DO: advise your client that the interest earned in a segregated interest-bearing account is taxable to the client and should be report by them. The attorney should also keep detailed records of this account on the client’s accounting ledger created by the firm.
DON’T: report the IOLTA account’s earned interest using your personal or firm employer tax identification numbers for the interest on documents generated by your firm. An IRS ruling concerning IOLTAs confirms that the interest on IOLTA accounts need not be reported by attorneys or clients. Typically the TIN of your local bar association or the IOLTA program recipient should be used, check with your local bar association for details on how to handle this.
What if I have a serious accident and I can’t work?
DO: have a back up plan. It’s important to have a back up signer, who can sign for your trust account in that situation. Having the necessary forms completed in advance at your bank is important, as the bank may be reluctant to allow another to sign for your trust account based on anything else.

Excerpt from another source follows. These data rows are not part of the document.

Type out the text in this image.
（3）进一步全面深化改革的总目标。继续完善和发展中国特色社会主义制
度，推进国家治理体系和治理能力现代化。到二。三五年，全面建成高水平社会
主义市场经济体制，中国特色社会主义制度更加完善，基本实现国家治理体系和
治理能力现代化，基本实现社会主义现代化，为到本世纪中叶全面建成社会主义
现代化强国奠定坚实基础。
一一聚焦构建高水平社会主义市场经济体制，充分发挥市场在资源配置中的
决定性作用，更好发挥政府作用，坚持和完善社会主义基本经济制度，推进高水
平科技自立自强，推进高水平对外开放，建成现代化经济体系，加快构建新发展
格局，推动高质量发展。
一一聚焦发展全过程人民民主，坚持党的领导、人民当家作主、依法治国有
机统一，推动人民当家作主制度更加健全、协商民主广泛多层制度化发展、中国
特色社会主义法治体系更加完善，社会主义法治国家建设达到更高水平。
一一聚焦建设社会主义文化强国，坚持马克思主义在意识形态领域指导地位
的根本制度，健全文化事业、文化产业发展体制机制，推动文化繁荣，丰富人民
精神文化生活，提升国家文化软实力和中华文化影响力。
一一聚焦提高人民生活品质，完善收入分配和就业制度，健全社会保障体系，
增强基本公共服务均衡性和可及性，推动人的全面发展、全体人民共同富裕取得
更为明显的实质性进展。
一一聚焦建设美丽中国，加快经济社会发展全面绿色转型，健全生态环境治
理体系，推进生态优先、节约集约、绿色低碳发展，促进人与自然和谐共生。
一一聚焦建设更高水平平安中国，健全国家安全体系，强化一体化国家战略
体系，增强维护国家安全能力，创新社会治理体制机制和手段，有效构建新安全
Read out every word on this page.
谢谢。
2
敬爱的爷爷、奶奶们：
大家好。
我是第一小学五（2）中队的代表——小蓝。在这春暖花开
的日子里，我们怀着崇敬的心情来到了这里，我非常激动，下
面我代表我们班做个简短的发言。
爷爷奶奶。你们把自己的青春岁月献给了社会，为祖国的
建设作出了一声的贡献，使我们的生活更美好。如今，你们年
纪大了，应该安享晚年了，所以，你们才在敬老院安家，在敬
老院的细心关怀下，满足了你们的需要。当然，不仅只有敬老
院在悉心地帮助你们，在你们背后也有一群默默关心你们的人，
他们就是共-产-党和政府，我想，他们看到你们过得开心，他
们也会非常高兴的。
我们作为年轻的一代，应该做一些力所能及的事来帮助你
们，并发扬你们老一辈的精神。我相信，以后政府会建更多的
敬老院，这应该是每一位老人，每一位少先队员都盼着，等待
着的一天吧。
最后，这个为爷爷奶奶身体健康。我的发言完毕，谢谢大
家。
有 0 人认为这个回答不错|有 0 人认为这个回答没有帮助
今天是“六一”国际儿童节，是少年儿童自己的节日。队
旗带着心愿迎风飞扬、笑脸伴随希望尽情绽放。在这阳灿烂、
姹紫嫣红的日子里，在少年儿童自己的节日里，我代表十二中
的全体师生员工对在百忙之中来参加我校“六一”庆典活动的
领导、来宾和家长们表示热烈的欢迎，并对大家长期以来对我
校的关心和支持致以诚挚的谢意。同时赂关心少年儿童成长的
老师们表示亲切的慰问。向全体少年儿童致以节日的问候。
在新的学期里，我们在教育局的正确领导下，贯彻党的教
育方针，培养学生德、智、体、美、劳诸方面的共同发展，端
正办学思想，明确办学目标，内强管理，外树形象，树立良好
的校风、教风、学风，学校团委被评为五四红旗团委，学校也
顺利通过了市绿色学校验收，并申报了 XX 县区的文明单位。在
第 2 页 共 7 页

DON’T: hope that you won’t get hurt. Ok, it’s ok to hope, but don’t avoid planning for the worst.
In any case, check your state bar association’s requirements. In many states some of these measures are required, while in others they are simply recommendations. With a solid accounting and documentation process, treating IOLTA accounts properly should be a cinch – and save potential headaches down the road.
If you are considering borrowing for working capital or case costs, give your IOLTA records a glance to be sure everything is in shape. Its just a small step on your way to the financial success of your personal injury firm.